Sometimes after spending the day at the office we come home and spend money on our office like someone else is going to pick up the bill. However, the cost of maintaining a home office will be paid by your personal budget. As a result, cutting costs in your home office is a great idea.
In addition, if you are self employed and run your own small business every dollar you save on your business is another dollar profit.
10 Ways to Cut the Cost of Maintaining Your Home Office
1. Refill your own printer cartridges. Undoubtedly, this is a hassle. However, it can provide substantial savings. I have a laser printer and I buy a refill pack for $20. The pack lasts for three refills. The cost of one print cartridge is $80. I save $220 every three refills. Alternatively, consider buying ink cartridges from a discount store online, such as 123InkJets.com.
2. Keep a list of items you need to buy. If you have a list of items you need to purchase you can watch local office supply stores for that item on sale. In addition, you might have the time available to order the product online. If you get organized you will be able to cut costs.
3. Stock up on sales. When an item you regularly use (like paper) goes on sale purchase a larger inventory. This way you guarantee getting the sale price over an extended time period.
4. Reuse scrap paper. With this one simple action you save money and the environment. If you print up a piece of paper you don’t need, just drop it into a file for scrap paper. These papers can be used for giving the kids to play with, doodling, or they can be used as printing paper for other non-important print jobs.
5. Set your print default to print in black and white draft setting. Since color printing is 3 to 4 times more expensive than black and white there is no reason to print directions to Uncle Joe’s house using color ink. When you need the color or a higher print quality you can manually make the changes just for that one print job.

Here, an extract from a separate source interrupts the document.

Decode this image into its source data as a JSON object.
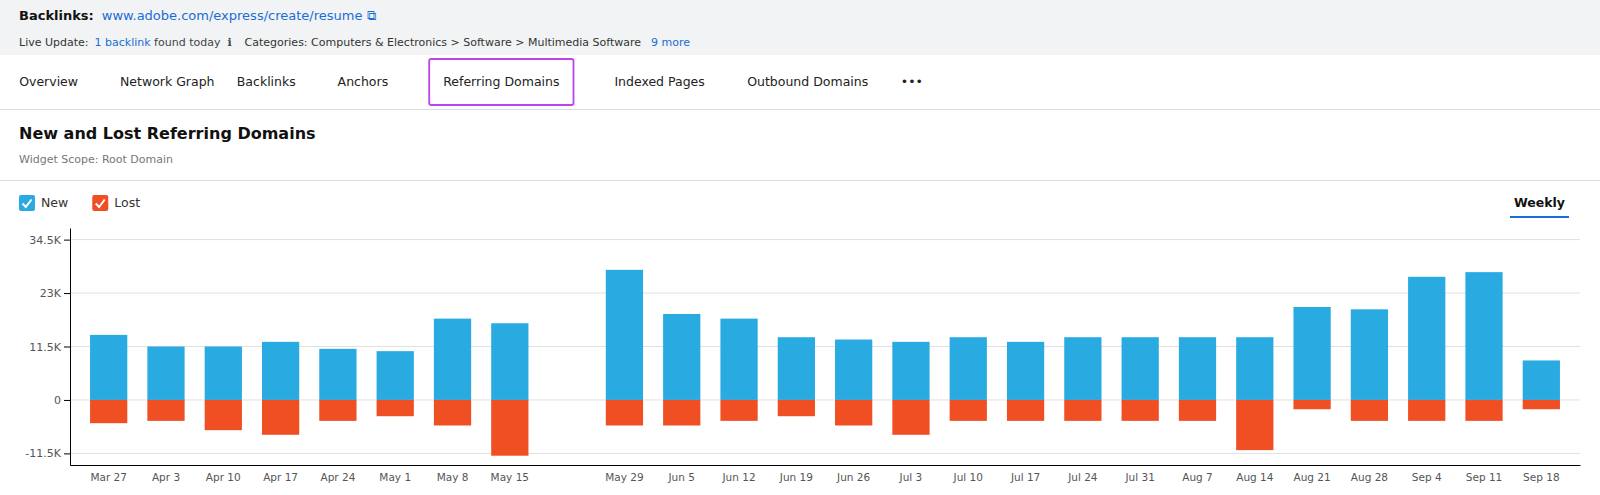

6. Buy used items. Auctions, garage sales, second hand stores, or store closings are all great places to get used furniture and products. I have two filing cabinets in my office that I paid $20 for (both). I bought them when a local store was going out of business. I used to have a desk that I bought at a garage sale. Also search places like Amazon, Half.com, or used book stores to find the best prices on books. I buy almost all my books used and the savings is substantial.

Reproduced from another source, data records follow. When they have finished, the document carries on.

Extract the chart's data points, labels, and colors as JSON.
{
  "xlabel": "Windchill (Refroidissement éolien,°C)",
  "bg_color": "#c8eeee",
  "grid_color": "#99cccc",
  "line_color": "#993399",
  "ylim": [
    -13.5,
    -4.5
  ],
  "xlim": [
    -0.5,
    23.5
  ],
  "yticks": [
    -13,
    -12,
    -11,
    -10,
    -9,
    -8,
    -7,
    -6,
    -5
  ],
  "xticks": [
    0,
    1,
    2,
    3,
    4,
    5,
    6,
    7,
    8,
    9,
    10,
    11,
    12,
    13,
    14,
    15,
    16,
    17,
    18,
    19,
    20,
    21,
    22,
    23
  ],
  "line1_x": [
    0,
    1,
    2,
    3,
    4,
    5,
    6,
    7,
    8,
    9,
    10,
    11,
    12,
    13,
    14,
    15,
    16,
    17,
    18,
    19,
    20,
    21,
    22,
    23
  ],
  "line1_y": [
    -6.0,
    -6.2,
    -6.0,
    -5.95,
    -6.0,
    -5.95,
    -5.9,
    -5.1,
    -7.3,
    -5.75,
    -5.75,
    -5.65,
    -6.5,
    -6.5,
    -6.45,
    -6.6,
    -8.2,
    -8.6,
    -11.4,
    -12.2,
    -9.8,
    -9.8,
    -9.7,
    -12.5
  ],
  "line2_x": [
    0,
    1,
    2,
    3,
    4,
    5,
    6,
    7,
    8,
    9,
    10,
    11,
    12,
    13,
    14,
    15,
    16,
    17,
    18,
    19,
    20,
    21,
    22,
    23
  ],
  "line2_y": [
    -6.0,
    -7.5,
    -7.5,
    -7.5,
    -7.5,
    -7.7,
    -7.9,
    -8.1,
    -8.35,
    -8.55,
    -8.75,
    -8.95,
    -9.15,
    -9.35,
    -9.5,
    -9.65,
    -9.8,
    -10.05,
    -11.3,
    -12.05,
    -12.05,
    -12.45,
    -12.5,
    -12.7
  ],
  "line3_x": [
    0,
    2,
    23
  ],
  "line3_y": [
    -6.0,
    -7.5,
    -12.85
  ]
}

7. Make your own bookshelves. I just finished making bookshelves in my office. I’m not exactly a carpenter, but learned to build when I moved overseas. Standard items (like a bookshelf) are great construction projects for anyone with a minimal amount of building knowledge. I ended up with about three times the bookshelf space compared to the cost of buying a bookshelf.
8. Negotiate when purchasing big ticket items like computer. You don’t need to be a master negotiator. Just be aware of the current value and average sale price for an item and be sure to use this one negotiation tip – ask “Can you do any better than that?” You can also save money on your next computer by examining your needs (not wants), or buying a refurbished computer.

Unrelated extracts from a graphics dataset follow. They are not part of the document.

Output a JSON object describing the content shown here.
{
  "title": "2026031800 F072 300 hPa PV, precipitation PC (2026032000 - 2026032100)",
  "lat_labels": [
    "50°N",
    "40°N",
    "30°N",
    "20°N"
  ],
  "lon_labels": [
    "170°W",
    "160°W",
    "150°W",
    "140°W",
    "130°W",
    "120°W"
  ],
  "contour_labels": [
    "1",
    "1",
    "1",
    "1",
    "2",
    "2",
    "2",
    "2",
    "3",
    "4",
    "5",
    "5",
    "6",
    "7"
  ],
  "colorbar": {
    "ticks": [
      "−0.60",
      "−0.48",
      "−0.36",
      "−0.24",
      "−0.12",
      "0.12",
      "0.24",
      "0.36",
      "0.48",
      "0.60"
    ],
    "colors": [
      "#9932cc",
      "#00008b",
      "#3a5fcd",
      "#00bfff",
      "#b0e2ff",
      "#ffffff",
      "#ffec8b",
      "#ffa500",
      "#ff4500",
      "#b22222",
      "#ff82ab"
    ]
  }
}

9. Use free computer software and programs. There is a lot of free computer software. For example, I use SpyBot and Avast for internet security – both are free. I use Evernote as a note pad – free. There are also great products like Skype that allow you to make free computer to computer calls overseas.
10. Consider a laser printer. If you do a significant amount of printing you will see a significant reduction in the ink related to printing costs. You will need to do your own math based on your current product, but you should be able to find out how many pages on average it prints per cartridge. Investigate the cost of a laser printer and the number of prints per cartridge. See if the laser printer will provide a good savings over time.